Questo fenomeno è dovuto al maggiore trasferimento di calore dovuto all’elevata conduttività termica dei telai divisori. Nella parte inferiore dell’unità di vetro, un ulteriore raffreddamento è associato al trasferimento di calore convettivo nello spazio inter-vetro (il flusso di aria fredda che scende lungo i giri di vetro esterni, entra in contatto con il vetro interno, lo raffredda e, gradualmente riscaldandosi, si alza). È il raffreddamento per flusso convettivo dell’aria della parte inferiore dell’unità di vetro che causa, prima di tutto, la condensa sulla sua superficie nella parte inferiore della finestra.

Non abbiamo dati sull’effetto dello spessore dell’unità di vetro sul componente convettivo della perdita di calore. Tuttavia, si può presumere che in questo caso un ruolo molto significativo sarà giocato dalle caratteristiche termofisiche dello spazio inter-vetro e dalla differenza nelle temperature dei vetri. La soluzione più semplice ed efficace “per migliorare il regime di temperatura delle zone di bordo delle unità di vetro non è un aumento della loro larghezza, ma lo spostamento dei distanziatori insieme ai sigillanti più in profondità negli attacchi di 10-15 mm. Questa tecnica consente di aumentare la temperatura minima nella zona comune di una finestra a doppi vetri con una rilegatura di 3-4 ° C senza altre misure.

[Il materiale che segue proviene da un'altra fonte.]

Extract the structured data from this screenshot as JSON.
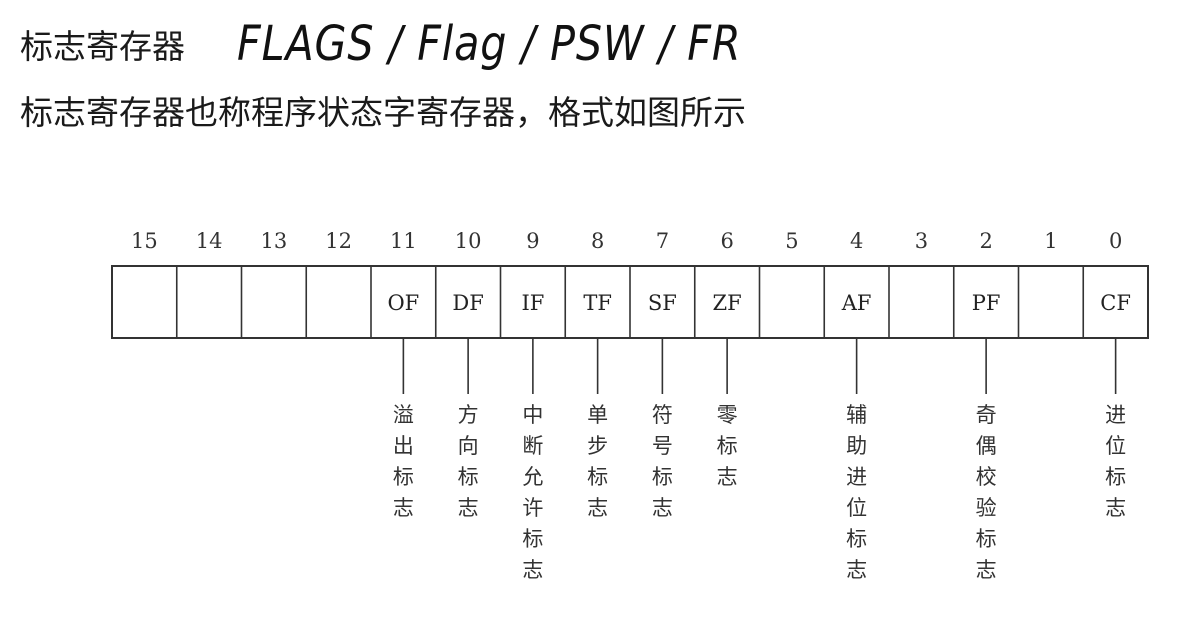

Pertanto, si può sostenere che l’uso di finestre con doppi vetri spessi di per sé non offre vantaggi reali, sia dal punto di vista del miglioramento delle condizioni sanitarie che igieniche, e del miglioramento dell’equilibrio termico dei locali nel loro insieme. È consigliabile utilizzare finestre a doppi vetri spessi per raggiungere requisiti più elevati di protezione dal rumore e scopi speciali con l’uso di vetro spesso. Inoltre, è possibile ottenere elevate prestazioni nella protezione dal rumore utilizzando solo metodi speciali per l’installazione di finestre con doppi vetri nel profilo.

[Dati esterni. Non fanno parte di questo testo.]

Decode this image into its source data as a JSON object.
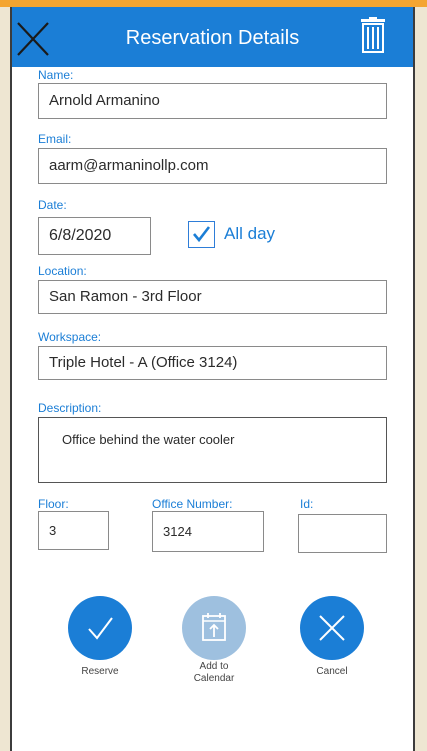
{
  "header": {
    "title": "Reservation Details"
  },
  "form": {
    "name_label": "Name:",
    "name_value": "Arnold Armanino",
    "email_label": "Email:",
    "email_value": "aarm@armaninollp.com",
    "date_label": "Date:",
    "date_value": "6/8/2020",
    "allday_label": "All day",
    "allday_checked": true,
    "location_label": "Location:",
    "location_value": "San Ramon - 3rd Floor",
    "workspace_label": "Workspace:",
    "workspace_value": "Triple Hotel - A (Office 3124)",
    "description_label": "Description:",
    "description_value": "Office behind the water cooler",
    "floor_label": "Floor:",
    "floor_value": "3",
    "office_label": "Office Number:",
    "office_value": "3124",
    "id_label": "Id:",
    "id_value": ""
  },
  "actions": {
    "reserve_label": "Reserve",
    "calendar_label_line1": "Add to",
    "calendar_label_line2": "Calendar",
    "cancel_label": "Cancel"
  },
  "colors": {
    "accent": "#1b7ed6",
    "accent_disabled": "#9ec0df",
    "frame": "#f4a531"
  },
  "icons": [
    "close-icon",
    "trash-icon",
    "checkmark-icon",
    "calendar-icon"
  ]
}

Quali finestre a doppi vetri possono essere consigliate per l’uso?

Secondo i requisiti di SNiP 11-3-79, la resistenza al trasferimento di calore delle strutture delle finestre deve essere di almeno 0,54 m2C ° / W. La maggior parte di questi requisiti sarà soddisfatta da strutture dotate di finestre con doppi vetri da 24 mm. Le finestre a vetrocamera a camera singola da 24 mm con un vetro a bassa emissività sono adatte senza restrizioni. Va ricordato che una finestra a doppio vetro a due camere è 1,5 volte più pesante e, di conseguenza, aumenta il carico sui raccordi dell’anta, ma ha un vantaggio rispetto a una camera singola in termini di protezione dal rumore. Pertanto, in alcuni casi, è consigliabile utilizzare finestre a doppio vetro a due camere con un vetro a bassa emissione.

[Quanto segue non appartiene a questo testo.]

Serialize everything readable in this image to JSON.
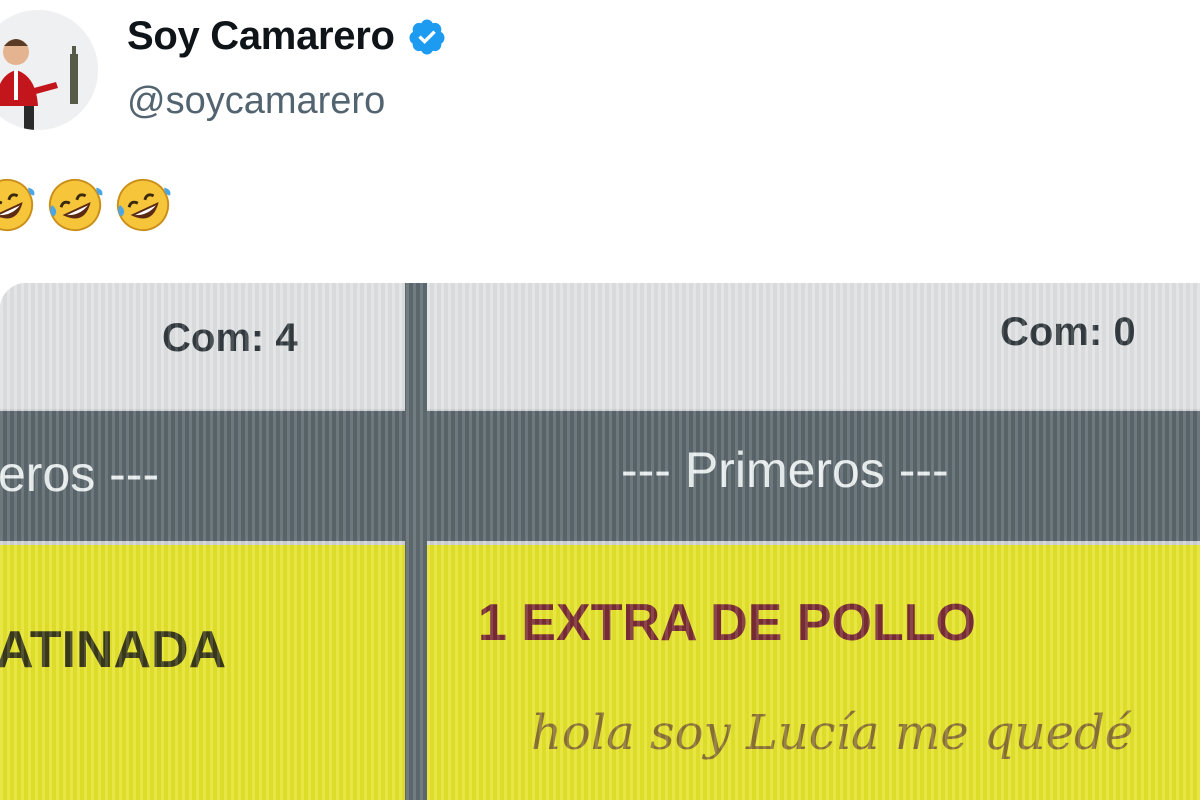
{
  "tweet": {
    "author_name": "Soy Camarero",
    "handle": "@soycamarero",
    "verified": true,
    "emojis": [
      "rolling-on-floor-laughing-emoji",
      "rolling-on-floor-laughing-emoji",
      "rolling-on-floor-laughing-emoji"
    ]
  },
  "photo": {
    "left_column": {
      "com_label": "Com: 4",
      "section_header": "eros ---",
      "item": "ATINADA"
    },
    "right_column": {
      "com_label": "Com: 0",
      "section_header": "--- Primeros ---",
      "item": "1 EXTRA DE POLLO",
      "note": "hola soy Lucía me quedé"
    }
  },
  "colors": {
    "verified_blue": "#1d9bf0",
    "ticket_yellow": "#e5e32b",
    "header_band": "#5a666b",
    "item_red": "#7a2c34"
  }
}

L’offerta di finestre “speciali” con doppi vetri è spesso di natura pubblicitaria e non offre vantaggi reali se utilizzata in strutture specifiche, ma richiede costi aggiuntivi per il cliente.
Inoltre, va ricordato che l’effettiva maggiore prestazione delle finestre a doppi vetri non garantisce il riempimento di alta qualità dell’apertura della finestra. La professionalità del lavoro di installazione è di importanza molto maggiore per le condizioni di comfort nei locali, ma questo è un grosso problema separato.